No conhecido caso de Atos 2, no dia de pentecostes e da mensagem do apóstolo Pedro em seguida, vemos claramente acontecimentos que não se vê em movimentos religiosos atuais. 

Nos versos 37, lemos que ouvindo estas coisas, foram levados a refletirem sobre suas próprias vidas; 38 - Pedro disse: Arrependei-vos e sejam batizados para remissão dos pecados; 40 – Pedro exortava: Salvai-vos desta geração perversa; 42 – Perseverança na doutrina dos apóstolos e na comunhão e orações; 43 – em cada alma havia temor; 44 – todos os que creram estavam juntos; 45- foram salvos do materialismo egoísta; 46 – diariamente perseveraram unânimes no templo, tinham alegria verdadeira e por fim, verso 47 – louvor a Deus.

Não queremos induzir a repetição deste evento histórico. A lição é para tirarmos princípios bíblicos reguladores do que a verdadeira presença de Deus é capaz de fazer nas pessoas.

Portanto, o que importa não é o número de pessoas reunidas, não é o choro, a euforia, cartazes, shows ou coisas do gênero. Isso, em si mesmo, nada significa para Deus, a despeito de muito impressionar a cidade, os jornais e as pessoas.  

A questão a ser considerada é que a real presença de Deus transforma-nos. Onde houver pregação fiel da Palavra, arrependimento genuíno dos pecados, exortação para sermos salvos deste mundo perverso, perseverança na doutrina bíblica, comunhão, oração, temor a Deus, alegria real, libertação do amor ao dinheiro e louvor somente a Deus, podemos dizer que Deus esteve presente e o povo então foi abençoado, mesmo sem haver barulho e multidão eufórica. 
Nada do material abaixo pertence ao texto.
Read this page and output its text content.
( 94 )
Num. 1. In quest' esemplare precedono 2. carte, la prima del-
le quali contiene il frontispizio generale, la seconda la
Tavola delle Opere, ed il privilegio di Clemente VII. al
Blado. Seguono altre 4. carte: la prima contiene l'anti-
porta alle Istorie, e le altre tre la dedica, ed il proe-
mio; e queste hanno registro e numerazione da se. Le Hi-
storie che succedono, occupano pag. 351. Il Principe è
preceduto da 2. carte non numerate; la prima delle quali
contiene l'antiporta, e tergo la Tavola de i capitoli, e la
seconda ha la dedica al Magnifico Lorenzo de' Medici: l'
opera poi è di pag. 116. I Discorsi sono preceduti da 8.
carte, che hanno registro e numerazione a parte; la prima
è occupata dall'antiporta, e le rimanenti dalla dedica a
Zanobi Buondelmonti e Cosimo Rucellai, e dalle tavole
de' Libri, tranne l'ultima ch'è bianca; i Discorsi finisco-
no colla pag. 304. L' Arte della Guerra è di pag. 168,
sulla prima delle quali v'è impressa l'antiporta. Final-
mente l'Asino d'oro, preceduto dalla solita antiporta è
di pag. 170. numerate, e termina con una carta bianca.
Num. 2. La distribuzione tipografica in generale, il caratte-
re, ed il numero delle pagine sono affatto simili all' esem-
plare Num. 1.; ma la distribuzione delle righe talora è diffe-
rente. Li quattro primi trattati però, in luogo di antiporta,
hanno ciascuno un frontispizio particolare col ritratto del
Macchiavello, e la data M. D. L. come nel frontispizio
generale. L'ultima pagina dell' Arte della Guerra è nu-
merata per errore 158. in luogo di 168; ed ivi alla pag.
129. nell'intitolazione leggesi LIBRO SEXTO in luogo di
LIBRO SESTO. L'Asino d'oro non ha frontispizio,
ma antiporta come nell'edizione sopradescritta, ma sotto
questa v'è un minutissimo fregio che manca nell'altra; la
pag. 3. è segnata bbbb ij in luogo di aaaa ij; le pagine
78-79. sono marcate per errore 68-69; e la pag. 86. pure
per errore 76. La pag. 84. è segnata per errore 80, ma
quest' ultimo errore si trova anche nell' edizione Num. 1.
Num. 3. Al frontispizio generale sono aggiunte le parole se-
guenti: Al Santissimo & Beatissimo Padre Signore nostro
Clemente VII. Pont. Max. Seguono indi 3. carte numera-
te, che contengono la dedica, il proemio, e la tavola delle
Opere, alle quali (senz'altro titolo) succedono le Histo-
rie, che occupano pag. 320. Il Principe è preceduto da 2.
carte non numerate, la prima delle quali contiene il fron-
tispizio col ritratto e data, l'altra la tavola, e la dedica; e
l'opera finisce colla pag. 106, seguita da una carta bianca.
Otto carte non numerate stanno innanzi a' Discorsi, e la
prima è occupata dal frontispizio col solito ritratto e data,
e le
Como já disse Samuel ChadwicK: "A pior maldição que um povo pode sofrer é ter uma religião movida à base de mera emoção e sensacionalismo. A ausência de realidade espiritual já é trágica; mas o aumento da falsa espiritualidade é pecado mortal"



Precisamos ter cuidado com movimentos em "nome de Jesus", porque podemos estar usando Seu nome em eventos que Ele jamais participaria se estivesse fisicamente hoje presente entre nós. Ser abençoado é andar nos caminhos de Deus e não, criar nossos próprios caminhos pedindo que Ele nos abençoe.